Jackson wouldn’t be pinned down as to a “favorite” beer, saying that he prefers to drink what is unique and local (maybe he’ll have the chance to sample some of the BBC’s Kentucky Common beer on a return visit someday). However, he conceded that his favorite brewing area is Belgium.

In personal terms, Jackson is soft-spoken and reserved, incisive when seeking information and very funny when the opportunity for a quip is presented. There were no traces of pomposity or abrasiveness during his visit.

Jackson wants to do another Beer Hunter series for television, but must wait for some snafu to be corrected by the sponsoring network in Britain.

He said that BBC’s Kölsch was one of the better American brewpub versions of the style that he has tasted, but pointed out that none seem to capture the essence of the style as it is brewed in Cologne, Germany.

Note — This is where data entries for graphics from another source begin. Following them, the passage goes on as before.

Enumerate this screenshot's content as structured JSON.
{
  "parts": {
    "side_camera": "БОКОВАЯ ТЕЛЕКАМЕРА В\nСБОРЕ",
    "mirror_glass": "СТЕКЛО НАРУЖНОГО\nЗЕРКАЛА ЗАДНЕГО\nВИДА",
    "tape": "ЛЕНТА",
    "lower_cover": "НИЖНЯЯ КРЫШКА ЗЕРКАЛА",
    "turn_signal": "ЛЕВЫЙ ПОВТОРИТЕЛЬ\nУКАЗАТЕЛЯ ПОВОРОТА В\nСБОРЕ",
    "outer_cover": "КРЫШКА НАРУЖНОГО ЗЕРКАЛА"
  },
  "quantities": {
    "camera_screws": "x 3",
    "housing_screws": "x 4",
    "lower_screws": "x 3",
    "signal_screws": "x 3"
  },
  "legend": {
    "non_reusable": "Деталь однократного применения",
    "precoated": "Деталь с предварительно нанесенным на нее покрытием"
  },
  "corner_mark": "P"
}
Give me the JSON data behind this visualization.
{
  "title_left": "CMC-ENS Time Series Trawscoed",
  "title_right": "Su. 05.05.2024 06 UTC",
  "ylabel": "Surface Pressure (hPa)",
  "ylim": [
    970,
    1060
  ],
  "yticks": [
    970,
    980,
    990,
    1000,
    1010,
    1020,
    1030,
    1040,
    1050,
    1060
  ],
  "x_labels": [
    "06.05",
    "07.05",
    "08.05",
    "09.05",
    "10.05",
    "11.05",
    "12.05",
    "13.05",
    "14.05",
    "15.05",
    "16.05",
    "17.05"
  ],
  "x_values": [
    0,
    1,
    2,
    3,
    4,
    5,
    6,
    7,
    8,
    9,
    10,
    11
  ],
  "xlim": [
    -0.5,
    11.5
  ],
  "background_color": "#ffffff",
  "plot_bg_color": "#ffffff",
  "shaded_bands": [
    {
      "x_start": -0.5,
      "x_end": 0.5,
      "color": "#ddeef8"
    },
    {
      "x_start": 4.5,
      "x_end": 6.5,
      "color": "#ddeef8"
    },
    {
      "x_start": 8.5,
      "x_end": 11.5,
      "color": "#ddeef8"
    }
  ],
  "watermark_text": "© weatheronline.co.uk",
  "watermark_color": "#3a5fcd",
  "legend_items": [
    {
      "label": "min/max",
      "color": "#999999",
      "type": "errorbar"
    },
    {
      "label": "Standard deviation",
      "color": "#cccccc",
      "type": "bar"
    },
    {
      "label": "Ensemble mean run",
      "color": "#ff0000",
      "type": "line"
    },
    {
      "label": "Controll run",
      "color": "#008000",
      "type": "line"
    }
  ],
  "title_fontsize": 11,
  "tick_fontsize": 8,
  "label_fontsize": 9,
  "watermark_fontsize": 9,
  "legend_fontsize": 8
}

Apparently overcome with emotion upon meeting Jackson, former FOSSILS president Stan Brown was able to do no more than very quietly whisper the words “we are not worthy” to me before toppling off a bar stool.

Jackson’s parting words from Rich O’s, where he enjoyed a pint of Sierra Nevada Porter and was exhaustively briefed on the lurid details of the FOSSILS revolution by Vice-President Mark Keeler: “I’ve been to many pubs in America, and I’ve never seen one quite like this.”

Accepting these words as some variety of divine sanction, after Jackson left we immediately played Nirvana at high volume, suspended the Mark Francis “No Singing!” Decree, and continued to serve free beer to the usual suspects, some of whom lingered on until the wee hours.